La nueva selva de las leyes

La nueva selva de las leyes

EMMANUEL RAMOS MESSINA
El conocimiento de la ley es un lujo de unos pocos… E. R.
Las repúblicas tropicales de playas y cielos en denso tecnicolor andan con fundamentos y bases absurdas. El colorido como el de ciertos peces, es para engañar y distraer las inocencias… El primer absurdo constitucional (obra de Pinocho el de la nariz), es el de que la soberanía reside en el pueblo (el Rey), y que el Congreso es simplemente un subalterno cuya mente y manos gobierna el pueblo; otro, el que una vez publicada una ley, ésta se reputa conocida por todos, presentes o ausentes. Sobre esos absurdos repetiremos una vez más, como martillando, cosas que muchos hemos dicho en un país de ilusos sordos.

La publicidad hoy día sirve para muchas cosas útiles, tales como vender mercancías, servicios, espectáculos, coca-colas y hasta para anunciar y comunicar las leyes. Ahora, la publicidad es la savia del mundo: lo que no se publica es como si no existiera. El que se muere de incógnito, queda vivo.

Como ya anticipamos, la publicidad, difusión y comprensión de las leyes, es actualmente un aspecto que conviene estudiar. Una vez dictadas las leyes, precisa comunicarlas a los ciudadanos para que éstos se enteren, las entiendan y puedan cumplirlas. La vida en sociedad se basa en el dogma de que tras su publicación, nadie puede alegar su ignorancia. De otro lado, la democracia se basa en que los congresistas son los representantes del pueblo «soberano», del que dicen dicta las leyes, pero en verdad aquí el pueblo no es nada «soberano», se entera muy poco de lo que hacen con su soberanía. Hoy día, lo de su soberanía es un mito y un chiste de pésimo gusto.

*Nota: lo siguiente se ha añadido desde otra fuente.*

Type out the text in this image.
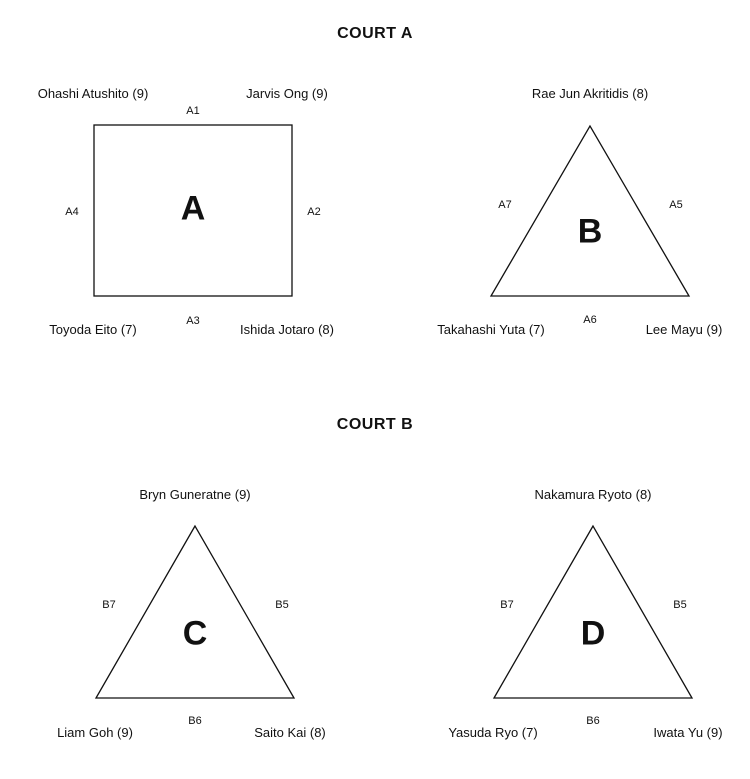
COURT A
COURT B
A
Ohashi Atushito (9)	Jarvis Ong (9)
Toyoda Eito (7)	Ishida Jotaro (8)
A1
A2
A3
A4
B
Rae Jun Akritidis (8)
Takahashi Yuta (7)	Lee Mayu (9)
A7	A5
A6
C
Bryn Guneratne (9)
Liam Goh (9)	Saito Kai (8)
B7	B5
B6
D
Nakamura Ryoto (8)
Yasuda Ryo (7)	Iwata Yu (9)
B7	B5
B6
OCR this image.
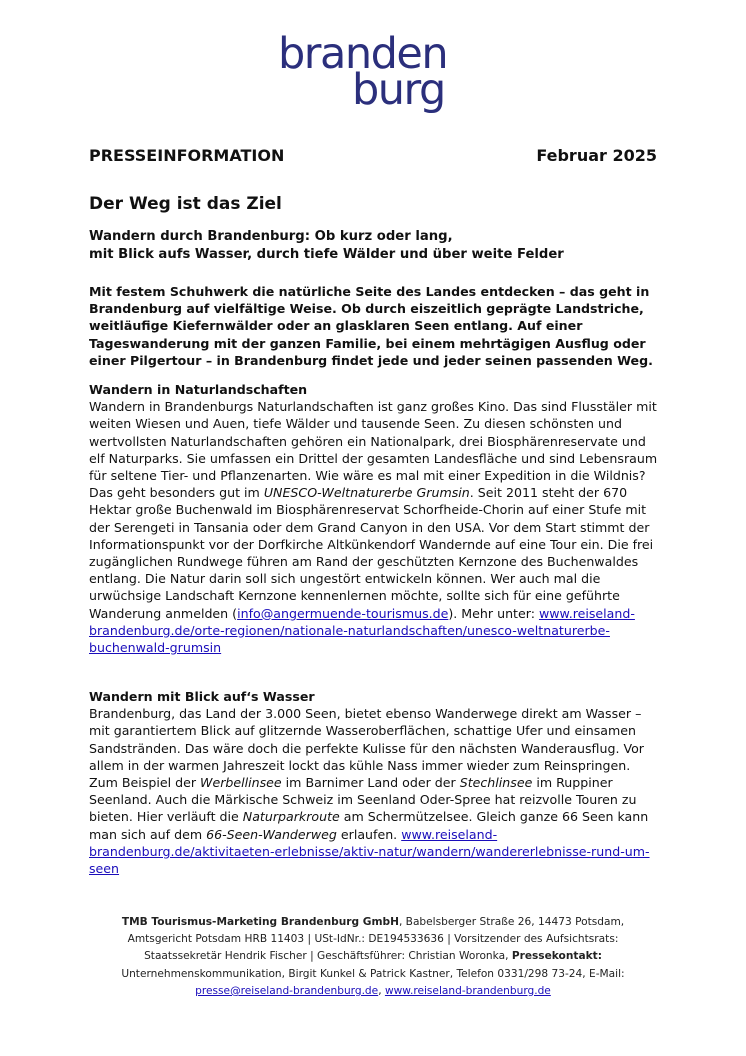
branden
burg
PRESSEINFORMATION	Februar 2025
Der Weg ist das Ziel
Wandern durch Brandenburg: Ob kurz oder lang,
mit Blick aufs Wasser, durch tiefe Wälder und über weite Felder
Mit festem Schuhwerk die natürliche Seite des Landes entdecken – das geht in Brandenburg auf vielfältige Weise. Ob durch eiszeitlich geprägte Landstriche, weitläufige Kiefernwälder oder an glasklaren Seen entlang. Auf einer Tageswanderung mit der ganzen Familie, bei einem mehrtägigen Ausflug oder einer Pilgertour – in Brandenburg findet jede und jeder seinen passenden Weg.
Wandern in Naturlandschaften

Wandern in Brandenburgs Naturlandschaften ist ganz großes Kino. Das sind Flusstäler mit weiten Wiesen und Auen, tiefe Wälder und tausende Seen. Zu diesen schönsten und wertvollsten Naturlandschaften gehören ein Nationalpark, drei Biosphärenreservate und elf Naturparks. Sie umfassen ein Drittel der gesamten Landesfläche und sind Lebensraum für seltene Tier- und Pflanzenarten. Wie wäre es mal mit einer Expedition in die Wildnis? Das geht besonders gut im UNESCO-Weltnaturerbe Grumsin. Seit 2011 steht der 670 Hektar große Buchenwald im Biosphärenreservat Schorfheide-Chorin auf einer Stufe mit der Serengeti in Tansania oder dem Grand Canyon in den USA. Vor dem Start stimmt der Informationspunkt vor der Dorfkirche Altkünkendorf Wandernde auf eine Tour ein. Die frei zugänglichen Rundwege führen am Rand der geschützten Kernzone des Buchenwaldes entlang. Die Natur darin soll sich ungestört entwickeln können. Wer auch mal die urwüchsige Landschaft Kernzone kennenlernen möchte, sollte sich für eine geführte Wanderung anmelden (info@angermuende-tourismus.de). Mehr unter: www.reiseland-brandenburg.de/orte-regionen/nationale-naturlandschaften/unesco-weltnaturerbe-buchenwald-grumsin

Wandern mit Blick auf‘s Wasser

Brandenburg, das Land der 3.000 Seen, bietet ebenso Wanderwege direkt am Wasser – mit garantiertem Blick auf glitzernde Wasseroberflächen, schattige Ufer und einsamen Sandstränden. Das wäre doch die perfekte Kulisse für den nächsten Wanderausflug. Vor allem in der warmen Jahreszeit lockt das kühle Nass immer wieder zum Reinspringen. Zum Beispiel der Werbellinsee im Barnimer Land oder der Stechlinsee im Ruppiner Seenland. Auch die Märkische Schweiz im Seenland Oder-Spree hat reizvolle Touren zu bieten. Hier verläuft die Naturparkroute am Schermützelsee. Gleich ganze 66 Seen kann man sich auf dem 66-Seen-Wanderweg erlaufen. www.reiseland-brandenburg.de/aktivitaeten-erlebnisse/aktiv-natur/wandern/wandererlebnisse-rund-um-seen

TMB Tourismus-Marketing Brandenburg GmbH, Babelsberger Straße 26, 14473 Potsdam, Amtsgericht Potsdam HRB 11403 | USt-IdNr.: DE194533636 | Vorsitzender des Aufsichtsrats: Staatssekretär Hendrik Fischer | Geschäftsführer: Christian Woronka, Pressekontakt: Unternehmenskommunikation, Birgit Kunkel & Patrick Kastner, Telefon 0331/298 73-24, E-Mail: presse@reiseland-brandenburg.de, www.reiseland-brandenburg.de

En nuestro clima, el Congreso y el pueblo apenas se conocen, es más, se ignoran y con razones suficientes. Al ciudadano las leyes raras veces le dan algo y siempre le quitan mucho. Le quitan sueldos y le regalan inflación, impuestos y a veces algunas esperanzas. Para él, el Congreso está más remoto que la estrella polar, y su mente, generalmente analfabeta, es extranjera a las leyes, sean éstas de simples cultivos o complejas, como las relativas a armas atómicas, tratados y globalizaciones.

Los que entran en una oficina de abogados, se asombran de la densa selva de las leyes, de la enorme cantidad de libros de leyes, boletines judiciales y de doctrina; y piénsese que aquí sólo se trata del caso particular de las leyes nuestras, que son pocas si se las compara con las internacionales o de una federación de Estados como México, o los Estados Unidos de América, donde existen leyes federales, estatales, locales y cantonales. Las bibliotecas jurídicas de esos países son más grandes que nuestra anémica Biblioteca Nacional, y su sistema informático es inmenso y costoso. De hecho, nadie es tan genial como para conocer todas las leyes de su país y esa situación es obvio que se torna contra el ciudadano, que para enterarse tiene que sudar o pagar caro a abogados o exponerse a violarlas.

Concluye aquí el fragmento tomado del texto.